Amoureux du détail, c'est toujours avec son ami Kanye West qu'il rejoint les ateliers de la maison Fendi en tant que stagiaire la même année. Son talent et sa minutie y seront remarqués mais il faudra attendre encore quelques années avant
que son nom ne devienne incontournable. En 2012 déjà, il fonde Pyrex Vision, une marque de streetwear à la destinée (volontairement) courte. Un an plus tard, c'est au tour d'Off-White de rebattre les cartes du style. Son ADN ? Situé entre
Supreme et Celine, comme il l'expliquera par la suite. À mi-chemin entre luxe et contemporary wear, la marque impose en un clin d'œil son esthétique sporty chic, ses ceintures à boucles à came, sa Double Flèche emblématique et ses chevrons
graphiques ainsi que ses silhouettes variées allant du jogging XXL à la robe ultra-sexy. En somme, un vestiaire versatile taillé pour toutes les occasions et tous les profils, fort en caractère et relativement accessible, initialement reconnaissable
au premier coup d'œil grâce à un usage de citations Helvetica placées entre guillemets que Marcel Duchamp et Barbara Kruger n'auraient pas reniées. Un talent pour l'originalité qui lui vaudra de compter parmi les finalistes du LVMH Prize de
2015 et de multiplier les collaborations. De Nike à Ikea en passant par Mercedes et même Braun, tous veulent s'associer à ce Midas des temps modernes dont la patte unique est la garantie d'un succès planétaire.
En 2018, la maison
Louis Vuitton lui confie les rennes de sa ligne masculine suite au départ de Kim Jones. « J'ai désormais une plateforme pour faire bouger l'industrie de la mode », déclare-t-il à ce moment-là au magazine « GQ ». « En tant que designers nous
pouvons lancer des tendances, intéresser tout un tas de gens à des sujets donnés ou nous pouvons faire en sorte qu'ils se concentrent sur nous. Je ne suis pas intéressé par cela. Ce qui m'intéresse, c'est d'utiliser ma plateforme en tant que
membre d'un petit groupe de créateurs masculins afro-américains pour créer des vêtements, pour dévoiler les gens sous un jour poétique. » La nomination est aussi historique qu'ingénieuse. Empreintes de sensibilité, ses collections sont aussi
bien acclamées par le public que la critique et sont régulièrement infusées de partenariats plus ou moins inattendus, de Supreme à Nigo, qui leur confèrent une épaisseur inédite.

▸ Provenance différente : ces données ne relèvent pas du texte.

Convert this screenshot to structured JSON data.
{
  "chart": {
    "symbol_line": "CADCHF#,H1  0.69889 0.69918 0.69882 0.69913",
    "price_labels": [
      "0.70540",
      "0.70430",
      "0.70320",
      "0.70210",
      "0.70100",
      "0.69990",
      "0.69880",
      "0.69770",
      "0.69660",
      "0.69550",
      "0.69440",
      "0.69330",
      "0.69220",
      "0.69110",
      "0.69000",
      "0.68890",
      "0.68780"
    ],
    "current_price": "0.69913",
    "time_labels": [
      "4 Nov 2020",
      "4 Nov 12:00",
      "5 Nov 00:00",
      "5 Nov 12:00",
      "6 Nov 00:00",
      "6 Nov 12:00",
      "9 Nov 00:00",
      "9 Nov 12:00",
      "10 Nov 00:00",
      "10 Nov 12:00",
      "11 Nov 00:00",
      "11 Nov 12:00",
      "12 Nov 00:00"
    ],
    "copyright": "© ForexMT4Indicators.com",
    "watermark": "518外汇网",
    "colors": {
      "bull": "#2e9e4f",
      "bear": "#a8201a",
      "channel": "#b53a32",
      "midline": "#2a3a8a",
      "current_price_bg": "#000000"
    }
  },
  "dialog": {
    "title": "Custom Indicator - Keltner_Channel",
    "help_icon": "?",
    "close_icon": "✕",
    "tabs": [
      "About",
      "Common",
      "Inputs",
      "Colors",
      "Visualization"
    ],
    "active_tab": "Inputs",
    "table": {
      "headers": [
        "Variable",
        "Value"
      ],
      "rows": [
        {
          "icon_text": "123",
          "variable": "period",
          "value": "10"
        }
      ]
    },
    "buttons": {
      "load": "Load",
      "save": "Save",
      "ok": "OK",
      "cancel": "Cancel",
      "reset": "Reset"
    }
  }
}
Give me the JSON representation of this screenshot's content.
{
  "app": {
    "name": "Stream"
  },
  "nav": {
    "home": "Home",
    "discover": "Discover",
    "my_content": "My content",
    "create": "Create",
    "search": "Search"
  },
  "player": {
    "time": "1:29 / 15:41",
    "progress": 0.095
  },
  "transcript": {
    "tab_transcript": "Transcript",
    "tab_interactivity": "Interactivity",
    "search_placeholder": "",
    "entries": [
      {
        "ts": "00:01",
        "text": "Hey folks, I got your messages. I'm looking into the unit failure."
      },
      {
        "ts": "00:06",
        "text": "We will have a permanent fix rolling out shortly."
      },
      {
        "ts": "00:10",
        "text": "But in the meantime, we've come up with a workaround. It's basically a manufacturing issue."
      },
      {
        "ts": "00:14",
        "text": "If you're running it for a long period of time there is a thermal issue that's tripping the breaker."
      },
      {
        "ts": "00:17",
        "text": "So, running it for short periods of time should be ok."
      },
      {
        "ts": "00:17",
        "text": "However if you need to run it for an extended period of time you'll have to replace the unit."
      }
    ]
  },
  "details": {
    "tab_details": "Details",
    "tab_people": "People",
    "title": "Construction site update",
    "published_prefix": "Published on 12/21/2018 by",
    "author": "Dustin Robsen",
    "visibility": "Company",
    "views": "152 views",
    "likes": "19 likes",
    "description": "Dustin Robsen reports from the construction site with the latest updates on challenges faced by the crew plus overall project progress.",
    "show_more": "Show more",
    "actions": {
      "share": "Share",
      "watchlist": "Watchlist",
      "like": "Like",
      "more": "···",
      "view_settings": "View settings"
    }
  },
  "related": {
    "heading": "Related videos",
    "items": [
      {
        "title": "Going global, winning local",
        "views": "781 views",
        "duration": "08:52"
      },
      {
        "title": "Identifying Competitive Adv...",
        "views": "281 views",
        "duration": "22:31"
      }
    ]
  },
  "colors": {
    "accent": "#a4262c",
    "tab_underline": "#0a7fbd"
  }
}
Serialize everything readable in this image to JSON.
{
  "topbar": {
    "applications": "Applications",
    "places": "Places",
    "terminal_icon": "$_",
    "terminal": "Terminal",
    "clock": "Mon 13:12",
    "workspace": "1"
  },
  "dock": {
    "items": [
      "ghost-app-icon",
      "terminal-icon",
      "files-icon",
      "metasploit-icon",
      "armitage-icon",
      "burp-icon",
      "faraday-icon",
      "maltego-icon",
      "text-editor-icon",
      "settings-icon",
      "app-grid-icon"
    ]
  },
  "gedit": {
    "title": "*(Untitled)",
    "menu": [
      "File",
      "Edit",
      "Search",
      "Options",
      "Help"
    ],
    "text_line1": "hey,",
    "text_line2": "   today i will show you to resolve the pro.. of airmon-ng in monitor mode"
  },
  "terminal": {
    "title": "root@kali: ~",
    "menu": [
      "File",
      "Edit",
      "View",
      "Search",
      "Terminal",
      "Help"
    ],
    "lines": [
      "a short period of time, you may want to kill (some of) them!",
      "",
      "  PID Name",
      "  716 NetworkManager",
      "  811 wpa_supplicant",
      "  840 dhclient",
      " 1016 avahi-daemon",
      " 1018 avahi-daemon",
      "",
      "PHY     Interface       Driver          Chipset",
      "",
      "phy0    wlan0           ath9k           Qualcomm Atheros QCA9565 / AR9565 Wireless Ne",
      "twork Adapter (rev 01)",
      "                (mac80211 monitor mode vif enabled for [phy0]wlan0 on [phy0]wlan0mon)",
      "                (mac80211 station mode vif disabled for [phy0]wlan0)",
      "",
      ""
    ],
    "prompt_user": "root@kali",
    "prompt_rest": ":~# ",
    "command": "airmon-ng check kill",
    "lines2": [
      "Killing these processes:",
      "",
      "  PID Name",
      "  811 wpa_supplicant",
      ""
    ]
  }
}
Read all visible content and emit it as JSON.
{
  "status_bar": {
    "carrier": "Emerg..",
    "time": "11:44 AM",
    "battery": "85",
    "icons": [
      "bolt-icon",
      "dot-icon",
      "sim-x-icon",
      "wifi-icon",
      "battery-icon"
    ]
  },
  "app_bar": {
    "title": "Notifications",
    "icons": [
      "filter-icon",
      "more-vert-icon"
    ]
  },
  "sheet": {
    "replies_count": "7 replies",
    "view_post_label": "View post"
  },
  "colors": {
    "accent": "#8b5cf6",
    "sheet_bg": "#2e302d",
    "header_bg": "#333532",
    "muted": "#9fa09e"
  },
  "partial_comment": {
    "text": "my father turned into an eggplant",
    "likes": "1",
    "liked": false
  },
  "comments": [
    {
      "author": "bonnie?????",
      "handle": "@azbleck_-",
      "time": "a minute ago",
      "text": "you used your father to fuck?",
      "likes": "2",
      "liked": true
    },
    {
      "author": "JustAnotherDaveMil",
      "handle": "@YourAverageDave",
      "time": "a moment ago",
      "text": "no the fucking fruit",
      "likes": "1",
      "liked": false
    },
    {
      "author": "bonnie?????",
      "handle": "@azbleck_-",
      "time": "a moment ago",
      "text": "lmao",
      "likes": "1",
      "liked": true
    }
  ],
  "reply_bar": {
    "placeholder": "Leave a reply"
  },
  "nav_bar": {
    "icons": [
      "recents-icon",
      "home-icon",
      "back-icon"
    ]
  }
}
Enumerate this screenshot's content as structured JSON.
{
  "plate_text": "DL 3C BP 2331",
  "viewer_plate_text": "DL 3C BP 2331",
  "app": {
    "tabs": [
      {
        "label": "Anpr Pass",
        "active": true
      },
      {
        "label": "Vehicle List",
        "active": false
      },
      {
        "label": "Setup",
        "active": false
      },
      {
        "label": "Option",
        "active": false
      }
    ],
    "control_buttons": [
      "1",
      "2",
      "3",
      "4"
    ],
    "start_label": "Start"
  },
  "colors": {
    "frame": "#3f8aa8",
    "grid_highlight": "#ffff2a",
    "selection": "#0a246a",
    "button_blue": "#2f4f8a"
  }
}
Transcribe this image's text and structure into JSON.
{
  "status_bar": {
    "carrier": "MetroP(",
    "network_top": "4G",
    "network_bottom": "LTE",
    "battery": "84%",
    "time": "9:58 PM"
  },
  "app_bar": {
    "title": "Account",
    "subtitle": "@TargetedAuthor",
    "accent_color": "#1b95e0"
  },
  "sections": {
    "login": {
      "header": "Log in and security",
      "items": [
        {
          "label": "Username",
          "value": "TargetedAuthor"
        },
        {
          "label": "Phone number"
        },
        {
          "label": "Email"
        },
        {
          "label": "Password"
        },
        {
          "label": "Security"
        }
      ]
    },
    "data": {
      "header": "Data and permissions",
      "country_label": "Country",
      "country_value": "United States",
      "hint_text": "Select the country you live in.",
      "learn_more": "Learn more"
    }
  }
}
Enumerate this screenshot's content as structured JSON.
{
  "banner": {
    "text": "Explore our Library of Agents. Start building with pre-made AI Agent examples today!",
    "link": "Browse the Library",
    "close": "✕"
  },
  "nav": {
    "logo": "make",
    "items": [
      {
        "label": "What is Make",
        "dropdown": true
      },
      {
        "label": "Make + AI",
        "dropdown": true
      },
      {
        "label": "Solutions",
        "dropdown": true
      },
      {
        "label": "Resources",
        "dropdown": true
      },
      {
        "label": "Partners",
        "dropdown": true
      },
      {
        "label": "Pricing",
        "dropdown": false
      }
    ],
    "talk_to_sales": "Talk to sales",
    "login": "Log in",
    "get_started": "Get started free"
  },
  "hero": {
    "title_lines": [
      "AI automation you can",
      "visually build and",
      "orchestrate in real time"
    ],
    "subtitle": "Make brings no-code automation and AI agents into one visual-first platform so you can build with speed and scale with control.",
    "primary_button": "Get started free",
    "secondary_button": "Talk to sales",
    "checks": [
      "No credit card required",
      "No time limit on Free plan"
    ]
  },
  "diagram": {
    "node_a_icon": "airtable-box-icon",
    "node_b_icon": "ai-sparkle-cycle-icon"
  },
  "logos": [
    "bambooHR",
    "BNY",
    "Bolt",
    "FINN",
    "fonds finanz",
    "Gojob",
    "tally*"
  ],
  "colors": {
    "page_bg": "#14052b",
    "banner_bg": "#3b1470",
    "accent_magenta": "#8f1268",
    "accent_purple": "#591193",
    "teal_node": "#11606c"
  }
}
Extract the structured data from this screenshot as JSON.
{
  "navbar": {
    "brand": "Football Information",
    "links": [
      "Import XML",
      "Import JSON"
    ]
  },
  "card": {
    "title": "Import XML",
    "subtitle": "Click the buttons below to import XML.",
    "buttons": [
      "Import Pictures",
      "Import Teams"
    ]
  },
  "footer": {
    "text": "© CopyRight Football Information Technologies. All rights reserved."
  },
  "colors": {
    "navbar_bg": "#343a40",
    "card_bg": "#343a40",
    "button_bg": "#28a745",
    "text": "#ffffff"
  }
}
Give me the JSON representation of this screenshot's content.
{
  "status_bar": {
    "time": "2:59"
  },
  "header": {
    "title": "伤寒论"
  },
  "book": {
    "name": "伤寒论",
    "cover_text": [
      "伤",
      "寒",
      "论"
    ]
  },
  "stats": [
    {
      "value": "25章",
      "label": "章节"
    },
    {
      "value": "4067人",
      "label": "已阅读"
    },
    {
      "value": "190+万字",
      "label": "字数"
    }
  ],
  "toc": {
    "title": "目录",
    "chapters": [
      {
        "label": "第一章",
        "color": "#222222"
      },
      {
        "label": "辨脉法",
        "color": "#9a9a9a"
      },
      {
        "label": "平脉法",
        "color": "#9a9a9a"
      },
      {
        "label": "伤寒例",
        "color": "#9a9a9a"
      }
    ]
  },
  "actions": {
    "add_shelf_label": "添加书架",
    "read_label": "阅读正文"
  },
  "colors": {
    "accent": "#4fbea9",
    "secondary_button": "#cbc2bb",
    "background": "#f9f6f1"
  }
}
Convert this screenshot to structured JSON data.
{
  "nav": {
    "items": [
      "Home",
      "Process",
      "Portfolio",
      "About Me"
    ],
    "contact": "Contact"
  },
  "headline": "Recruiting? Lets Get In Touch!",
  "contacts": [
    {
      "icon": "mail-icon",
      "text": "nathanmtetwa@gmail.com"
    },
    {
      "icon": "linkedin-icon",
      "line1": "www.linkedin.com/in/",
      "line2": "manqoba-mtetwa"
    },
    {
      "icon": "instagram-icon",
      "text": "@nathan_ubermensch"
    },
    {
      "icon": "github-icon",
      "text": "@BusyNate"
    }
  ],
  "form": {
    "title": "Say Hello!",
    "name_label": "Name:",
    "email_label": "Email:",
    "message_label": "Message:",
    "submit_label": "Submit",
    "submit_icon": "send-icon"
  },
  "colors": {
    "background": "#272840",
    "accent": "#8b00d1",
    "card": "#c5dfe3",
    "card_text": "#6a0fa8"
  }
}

Maître de la référence tous domaines confondus, Virgil Abloh avait rapidement déclaré qu'il se considérait plus comme un éditeur que comme un designer. Adepte de la règle du 3% (qui stipule qu'il suffit de changer 3% d'un design existant
pour le réinventer) il s'était souvent attiré les foudres de certains, l'accusant de « voler » des modèles à d'autres créateurs. Mais apposer la mention "Sculpture" sur un sac à main n'était pas simplement une manière de le rebrander pour
mieux le vendre. C'était avant tout un moyen de nous obliger à regarder la mode sous un autre angle et à réfléchir à notre approche du style et la manière dont il s'inscrit dans la société contemporaine. La marque des vrais génies.